Belize has actual “Dollar Stores.”
If you like the garment and want to try it on behind the hanging curtains and it fits, the cost is an actual dollar.
I watched the axle break on this car as it turned a corner, an event that’s not at all uncommon in a country where most of the cars are pre-historic and most people don’t have enough money to buy cars anyway.
Speaking of broken . . .
I’m pretty sure that’s supposed to be MINISTRY of Works & Transportation (and that door’s been broken since I arrived in town three years ago):
This is what the locals call “super” fruit, which is ripe and abundant this time of year on small trees along the rivers. You pick off the golf-ball size balls, take a sharp knife to remove the shells, boil them over a pit for two hours, remove the water, add more water, throw in 4 pounds of sugar, cinnamon sticks and tiny, sweet spices, stir and stir like, a lot, put five in a small bag and sell for a dollar (50 cents U.S.), or pass around at the party or group occasion.
It’s muy, muy tasty.
That’s my good and very good friend Jan, or as I call her, “Jan the Mennonite Yogi Lady.”

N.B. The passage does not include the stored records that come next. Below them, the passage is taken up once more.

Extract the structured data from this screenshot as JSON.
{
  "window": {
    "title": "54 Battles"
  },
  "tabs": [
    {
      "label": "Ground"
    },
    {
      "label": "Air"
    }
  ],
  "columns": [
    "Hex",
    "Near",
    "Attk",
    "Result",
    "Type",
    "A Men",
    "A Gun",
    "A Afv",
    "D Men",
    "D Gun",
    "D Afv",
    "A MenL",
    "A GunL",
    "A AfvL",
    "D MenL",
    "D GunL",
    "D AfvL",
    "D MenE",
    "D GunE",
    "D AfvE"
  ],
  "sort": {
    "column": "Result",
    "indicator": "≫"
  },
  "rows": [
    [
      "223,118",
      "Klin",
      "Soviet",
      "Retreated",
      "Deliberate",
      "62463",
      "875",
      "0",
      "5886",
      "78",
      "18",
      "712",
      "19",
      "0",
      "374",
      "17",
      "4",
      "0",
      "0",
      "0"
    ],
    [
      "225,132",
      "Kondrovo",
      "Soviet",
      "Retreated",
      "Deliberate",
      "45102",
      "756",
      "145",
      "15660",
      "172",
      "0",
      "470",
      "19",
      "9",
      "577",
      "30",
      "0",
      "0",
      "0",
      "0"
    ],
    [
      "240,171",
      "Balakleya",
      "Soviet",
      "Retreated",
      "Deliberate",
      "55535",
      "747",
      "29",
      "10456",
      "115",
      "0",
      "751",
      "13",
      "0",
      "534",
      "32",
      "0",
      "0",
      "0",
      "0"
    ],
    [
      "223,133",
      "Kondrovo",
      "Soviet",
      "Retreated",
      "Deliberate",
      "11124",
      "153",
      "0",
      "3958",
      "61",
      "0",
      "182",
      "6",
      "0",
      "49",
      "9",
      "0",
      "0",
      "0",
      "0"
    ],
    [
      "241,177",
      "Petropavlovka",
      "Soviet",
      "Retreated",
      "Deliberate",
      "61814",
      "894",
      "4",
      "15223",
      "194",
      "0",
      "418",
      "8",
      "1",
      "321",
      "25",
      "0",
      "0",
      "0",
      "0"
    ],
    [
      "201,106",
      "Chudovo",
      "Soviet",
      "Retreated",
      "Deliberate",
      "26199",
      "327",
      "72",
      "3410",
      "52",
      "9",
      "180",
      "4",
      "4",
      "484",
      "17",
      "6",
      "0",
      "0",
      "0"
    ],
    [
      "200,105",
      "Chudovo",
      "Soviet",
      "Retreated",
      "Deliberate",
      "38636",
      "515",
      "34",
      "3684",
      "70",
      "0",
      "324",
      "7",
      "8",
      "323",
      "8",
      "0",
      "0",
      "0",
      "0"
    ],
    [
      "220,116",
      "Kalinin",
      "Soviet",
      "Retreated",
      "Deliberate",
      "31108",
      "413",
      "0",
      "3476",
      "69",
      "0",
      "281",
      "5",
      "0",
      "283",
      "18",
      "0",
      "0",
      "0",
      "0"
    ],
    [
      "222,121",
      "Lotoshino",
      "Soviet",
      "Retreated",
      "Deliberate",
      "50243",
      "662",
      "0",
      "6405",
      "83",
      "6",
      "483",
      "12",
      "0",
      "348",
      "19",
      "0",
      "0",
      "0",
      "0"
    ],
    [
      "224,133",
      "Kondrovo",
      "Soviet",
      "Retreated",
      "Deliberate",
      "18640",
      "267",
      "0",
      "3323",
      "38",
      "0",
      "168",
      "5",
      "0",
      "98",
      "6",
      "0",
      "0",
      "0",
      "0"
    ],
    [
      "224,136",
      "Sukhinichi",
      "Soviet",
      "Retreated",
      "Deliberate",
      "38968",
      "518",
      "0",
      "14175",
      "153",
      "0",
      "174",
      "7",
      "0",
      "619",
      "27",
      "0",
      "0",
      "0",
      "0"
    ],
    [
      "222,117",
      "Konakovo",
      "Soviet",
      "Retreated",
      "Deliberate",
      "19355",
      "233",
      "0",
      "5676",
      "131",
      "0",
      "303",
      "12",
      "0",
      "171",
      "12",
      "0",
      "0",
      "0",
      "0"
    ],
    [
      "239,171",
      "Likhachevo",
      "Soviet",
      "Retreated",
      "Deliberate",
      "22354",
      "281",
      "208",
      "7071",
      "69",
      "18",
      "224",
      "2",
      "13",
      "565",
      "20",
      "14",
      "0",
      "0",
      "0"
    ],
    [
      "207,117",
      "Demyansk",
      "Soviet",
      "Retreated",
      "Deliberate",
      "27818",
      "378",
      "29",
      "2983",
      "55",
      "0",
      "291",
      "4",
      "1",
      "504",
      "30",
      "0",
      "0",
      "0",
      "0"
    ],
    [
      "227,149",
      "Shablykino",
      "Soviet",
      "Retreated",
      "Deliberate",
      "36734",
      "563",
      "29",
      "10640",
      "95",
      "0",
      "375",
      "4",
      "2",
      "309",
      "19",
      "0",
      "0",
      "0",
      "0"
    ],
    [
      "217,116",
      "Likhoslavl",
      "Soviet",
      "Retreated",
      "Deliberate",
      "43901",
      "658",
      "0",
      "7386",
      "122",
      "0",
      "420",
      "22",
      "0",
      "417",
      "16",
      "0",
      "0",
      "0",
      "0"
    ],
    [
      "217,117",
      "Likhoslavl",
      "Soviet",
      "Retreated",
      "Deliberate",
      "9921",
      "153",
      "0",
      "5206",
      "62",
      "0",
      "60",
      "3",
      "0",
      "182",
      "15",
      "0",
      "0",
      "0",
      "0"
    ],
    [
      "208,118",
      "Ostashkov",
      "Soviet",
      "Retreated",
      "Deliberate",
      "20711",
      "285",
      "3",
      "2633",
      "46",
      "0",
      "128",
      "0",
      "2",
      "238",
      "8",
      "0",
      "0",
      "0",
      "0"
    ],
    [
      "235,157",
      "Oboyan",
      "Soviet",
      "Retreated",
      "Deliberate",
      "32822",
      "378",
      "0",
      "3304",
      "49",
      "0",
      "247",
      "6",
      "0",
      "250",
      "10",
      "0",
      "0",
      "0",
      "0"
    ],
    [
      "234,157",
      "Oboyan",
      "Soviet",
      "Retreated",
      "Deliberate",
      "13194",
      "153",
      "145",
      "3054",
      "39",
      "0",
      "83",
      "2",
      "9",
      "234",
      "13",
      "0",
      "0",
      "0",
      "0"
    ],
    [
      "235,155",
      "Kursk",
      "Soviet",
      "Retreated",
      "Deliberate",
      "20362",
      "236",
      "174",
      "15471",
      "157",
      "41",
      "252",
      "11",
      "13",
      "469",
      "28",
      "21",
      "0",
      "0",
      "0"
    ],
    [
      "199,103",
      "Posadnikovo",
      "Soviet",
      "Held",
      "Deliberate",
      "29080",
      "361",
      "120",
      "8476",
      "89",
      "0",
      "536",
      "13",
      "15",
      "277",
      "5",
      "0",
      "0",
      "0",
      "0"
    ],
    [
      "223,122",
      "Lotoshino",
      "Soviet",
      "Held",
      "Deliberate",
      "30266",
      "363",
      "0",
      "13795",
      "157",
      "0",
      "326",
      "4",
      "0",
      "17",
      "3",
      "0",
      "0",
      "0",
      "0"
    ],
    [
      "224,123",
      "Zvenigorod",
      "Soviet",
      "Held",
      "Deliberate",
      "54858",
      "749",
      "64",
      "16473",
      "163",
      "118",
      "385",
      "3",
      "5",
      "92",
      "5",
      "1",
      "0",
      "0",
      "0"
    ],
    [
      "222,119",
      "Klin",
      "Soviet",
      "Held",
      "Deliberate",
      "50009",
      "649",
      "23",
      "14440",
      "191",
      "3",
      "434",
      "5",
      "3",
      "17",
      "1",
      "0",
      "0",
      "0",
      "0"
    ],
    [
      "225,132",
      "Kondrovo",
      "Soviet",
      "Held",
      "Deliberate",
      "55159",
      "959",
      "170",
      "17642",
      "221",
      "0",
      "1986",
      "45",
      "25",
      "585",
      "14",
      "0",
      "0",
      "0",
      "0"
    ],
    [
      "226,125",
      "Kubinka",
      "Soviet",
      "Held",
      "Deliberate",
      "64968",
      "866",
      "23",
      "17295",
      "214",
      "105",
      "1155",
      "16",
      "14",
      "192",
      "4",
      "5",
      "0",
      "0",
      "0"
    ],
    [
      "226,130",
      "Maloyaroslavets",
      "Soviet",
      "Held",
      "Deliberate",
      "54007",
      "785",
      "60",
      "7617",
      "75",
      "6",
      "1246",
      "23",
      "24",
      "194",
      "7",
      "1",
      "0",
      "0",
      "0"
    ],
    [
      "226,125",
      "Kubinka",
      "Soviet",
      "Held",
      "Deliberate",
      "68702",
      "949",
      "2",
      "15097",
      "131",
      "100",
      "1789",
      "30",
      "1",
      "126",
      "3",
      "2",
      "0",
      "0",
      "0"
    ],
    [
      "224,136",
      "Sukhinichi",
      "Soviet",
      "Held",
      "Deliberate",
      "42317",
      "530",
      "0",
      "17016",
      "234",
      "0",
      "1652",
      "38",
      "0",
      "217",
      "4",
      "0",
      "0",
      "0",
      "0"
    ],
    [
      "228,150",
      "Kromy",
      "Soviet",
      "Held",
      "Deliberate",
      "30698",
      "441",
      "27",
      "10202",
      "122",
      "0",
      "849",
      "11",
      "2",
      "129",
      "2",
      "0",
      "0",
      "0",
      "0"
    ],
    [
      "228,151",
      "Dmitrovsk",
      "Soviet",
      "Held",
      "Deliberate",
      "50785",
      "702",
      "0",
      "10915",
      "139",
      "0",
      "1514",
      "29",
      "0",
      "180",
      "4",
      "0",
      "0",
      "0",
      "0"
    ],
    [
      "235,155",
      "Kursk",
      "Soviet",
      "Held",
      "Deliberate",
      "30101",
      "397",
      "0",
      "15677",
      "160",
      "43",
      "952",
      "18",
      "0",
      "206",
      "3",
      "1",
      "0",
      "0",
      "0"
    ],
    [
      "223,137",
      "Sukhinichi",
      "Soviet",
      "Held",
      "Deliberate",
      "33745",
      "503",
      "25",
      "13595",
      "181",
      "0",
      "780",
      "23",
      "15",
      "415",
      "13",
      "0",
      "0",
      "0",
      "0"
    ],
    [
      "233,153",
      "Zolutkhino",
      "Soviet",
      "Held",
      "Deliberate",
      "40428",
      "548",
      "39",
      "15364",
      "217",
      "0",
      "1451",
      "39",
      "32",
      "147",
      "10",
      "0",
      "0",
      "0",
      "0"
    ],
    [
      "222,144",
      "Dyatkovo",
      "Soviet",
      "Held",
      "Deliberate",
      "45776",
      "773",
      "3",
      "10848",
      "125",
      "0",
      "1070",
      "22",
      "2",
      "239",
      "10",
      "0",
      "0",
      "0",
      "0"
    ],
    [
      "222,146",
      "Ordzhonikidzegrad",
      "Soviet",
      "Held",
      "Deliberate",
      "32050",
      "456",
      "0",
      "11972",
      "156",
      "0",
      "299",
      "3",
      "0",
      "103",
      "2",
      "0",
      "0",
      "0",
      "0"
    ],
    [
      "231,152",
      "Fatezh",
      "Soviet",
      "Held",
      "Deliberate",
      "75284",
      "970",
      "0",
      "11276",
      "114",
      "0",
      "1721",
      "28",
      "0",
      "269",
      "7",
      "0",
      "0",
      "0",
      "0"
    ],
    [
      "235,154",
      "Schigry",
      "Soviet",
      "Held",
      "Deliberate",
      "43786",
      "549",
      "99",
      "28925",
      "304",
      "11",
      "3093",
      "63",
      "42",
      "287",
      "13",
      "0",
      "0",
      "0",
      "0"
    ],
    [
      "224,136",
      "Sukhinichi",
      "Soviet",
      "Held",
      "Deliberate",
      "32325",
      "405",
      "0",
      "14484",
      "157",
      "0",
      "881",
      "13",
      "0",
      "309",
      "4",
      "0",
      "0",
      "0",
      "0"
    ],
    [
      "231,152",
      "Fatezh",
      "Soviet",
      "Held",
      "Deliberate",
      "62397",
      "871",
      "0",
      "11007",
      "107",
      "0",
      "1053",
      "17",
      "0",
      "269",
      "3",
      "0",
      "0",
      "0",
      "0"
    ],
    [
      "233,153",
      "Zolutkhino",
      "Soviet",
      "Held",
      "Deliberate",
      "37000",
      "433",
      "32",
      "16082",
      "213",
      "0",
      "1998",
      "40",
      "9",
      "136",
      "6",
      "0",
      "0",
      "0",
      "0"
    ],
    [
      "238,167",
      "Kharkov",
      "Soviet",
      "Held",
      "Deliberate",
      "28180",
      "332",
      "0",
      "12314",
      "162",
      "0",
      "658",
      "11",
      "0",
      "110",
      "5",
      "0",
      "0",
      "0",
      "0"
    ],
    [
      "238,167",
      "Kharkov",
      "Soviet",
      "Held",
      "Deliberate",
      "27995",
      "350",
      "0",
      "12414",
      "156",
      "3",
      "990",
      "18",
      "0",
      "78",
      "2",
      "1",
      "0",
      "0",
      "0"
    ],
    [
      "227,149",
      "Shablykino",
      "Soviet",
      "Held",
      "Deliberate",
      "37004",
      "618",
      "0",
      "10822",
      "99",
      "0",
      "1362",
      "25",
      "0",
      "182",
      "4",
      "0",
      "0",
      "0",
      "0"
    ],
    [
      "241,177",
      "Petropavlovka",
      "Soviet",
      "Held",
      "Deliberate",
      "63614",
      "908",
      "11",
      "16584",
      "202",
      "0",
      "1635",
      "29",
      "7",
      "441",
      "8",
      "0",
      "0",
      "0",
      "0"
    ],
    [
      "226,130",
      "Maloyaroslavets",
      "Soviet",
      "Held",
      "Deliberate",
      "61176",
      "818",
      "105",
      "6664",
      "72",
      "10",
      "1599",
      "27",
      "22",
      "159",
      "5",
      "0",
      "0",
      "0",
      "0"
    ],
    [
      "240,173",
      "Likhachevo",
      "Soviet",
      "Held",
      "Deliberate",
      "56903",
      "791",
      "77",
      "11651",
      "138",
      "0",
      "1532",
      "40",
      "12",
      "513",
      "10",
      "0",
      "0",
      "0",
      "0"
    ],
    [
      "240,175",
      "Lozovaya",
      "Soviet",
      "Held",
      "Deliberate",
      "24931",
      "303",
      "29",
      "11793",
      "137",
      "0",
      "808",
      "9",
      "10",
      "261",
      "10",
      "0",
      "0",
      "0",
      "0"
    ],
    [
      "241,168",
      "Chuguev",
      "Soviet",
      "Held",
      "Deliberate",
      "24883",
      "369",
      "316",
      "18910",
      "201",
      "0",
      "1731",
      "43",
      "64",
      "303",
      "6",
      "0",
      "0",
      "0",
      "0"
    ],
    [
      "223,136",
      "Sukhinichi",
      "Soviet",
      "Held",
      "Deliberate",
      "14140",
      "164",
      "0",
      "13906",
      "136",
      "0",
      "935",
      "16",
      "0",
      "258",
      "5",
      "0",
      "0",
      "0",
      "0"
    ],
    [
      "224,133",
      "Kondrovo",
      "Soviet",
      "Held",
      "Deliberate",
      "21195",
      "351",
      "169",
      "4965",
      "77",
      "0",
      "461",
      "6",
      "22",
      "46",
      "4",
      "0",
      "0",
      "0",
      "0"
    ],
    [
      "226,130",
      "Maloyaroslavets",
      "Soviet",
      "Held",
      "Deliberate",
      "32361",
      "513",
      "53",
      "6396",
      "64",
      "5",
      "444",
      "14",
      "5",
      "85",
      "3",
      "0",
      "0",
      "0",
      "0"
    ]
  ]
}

She and two of her daughters, who chose to be Mennonites, unlike most of the five or children of her and her late husband (a tour guide who was not a Mennonite) have a 70-acre dairy farm just outside of town called “Cool M Farms”). I buy four quarts of homemade yogi (yogurt) and pure milk right out of the cows from them at market every week, but they also sell great cheeses, breads, dressings, brownies and fudge and whatever they decide to make.
Jan was born and reared in very England but she and her husband wandered all over the place, including Mexico, where they heard about Belize, drove in one day many and very many years ago, and stayed with their first baby. She was so impressed by warmth of the members of one of the many Mennonite branches here that she converted even though her husband wanted none of it. One daughter lives in the States but the whole, extraordinary family is known and highly regarded around these parts.
The bed-and-breakfast cottage at their farm is on Trip Advisor, btw, if you want to look it up–the reviews are great.
Jan’s husband once survived alone on an island for months, but that’s a whole other, long story I need to get briefed on to share some day. Her life is the stuff of movies.
Cool M Farm products at market.
Speaking of market, mango wine is fairly popular but nothing is as popular with Belizeans as cashew fruit wine, which is definitely an acquired taste.
And one I’m pretty sure I will never acquire.